What if we convened an entirely separate gathering from Synod to address matters like human sexuality. What if each Classis discerned not someone who would represent their interests but one who was a trusted, wise and discerning figure, and delegated that person to a discernment assembly. What if through a year of preparation, the discernmentarians would participate as a community, living a shared set of faith practices, meeting to listen and clarify the important issue that we seek the mind of Christ on. And then perhaps this assembly would gather at a retreat centre, with no other business than that of discernment. It would be a spacious time of praying and eating together, listening and speaking, thinking, waiting, imagining, until clarity and light emerge, until the mind of Christ appears and we say, “it seemed good to the Holy Spirit and to us.”

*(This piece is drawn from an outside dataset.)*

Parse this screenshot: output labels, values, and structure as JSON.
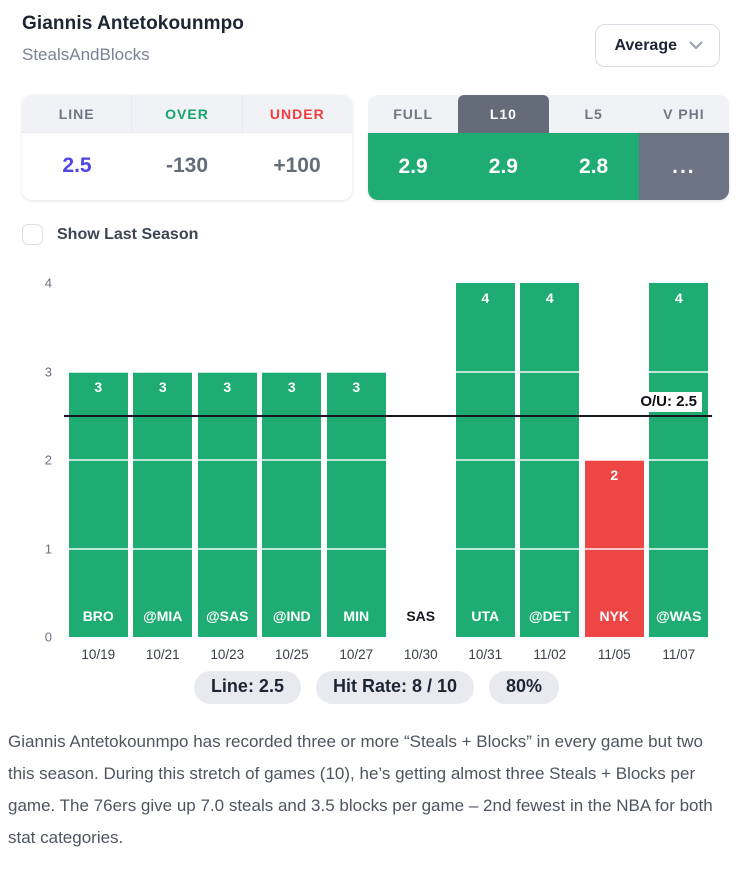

Something like this happened before so why not again? Risky? Without a doubt because it requires us to step into where we rarely have gone before.
But isn’t the risk worth it given the splintered wreckage on the North American church landscape? Perhaps then we might wake from our ecclesial Groundhog Day and step into the light of a new morning in the CRC to hear the voices of joy among God’s people.
Recommended reading
Pursuing God’s Will Together by Ruth Haley Barton. Every council or elder board would benefit from studying this manual for communal discernment, providing not only a process for discernment but more so, the practices to become a discerning people.
“Nurturing a climate of discernment” in How Change Comes to Your Church by Patrick Kiefert and Wesley Granberg-Michaelson. The authors explain the pitfalls of the Roberts Rules of Order model and offer alternatives.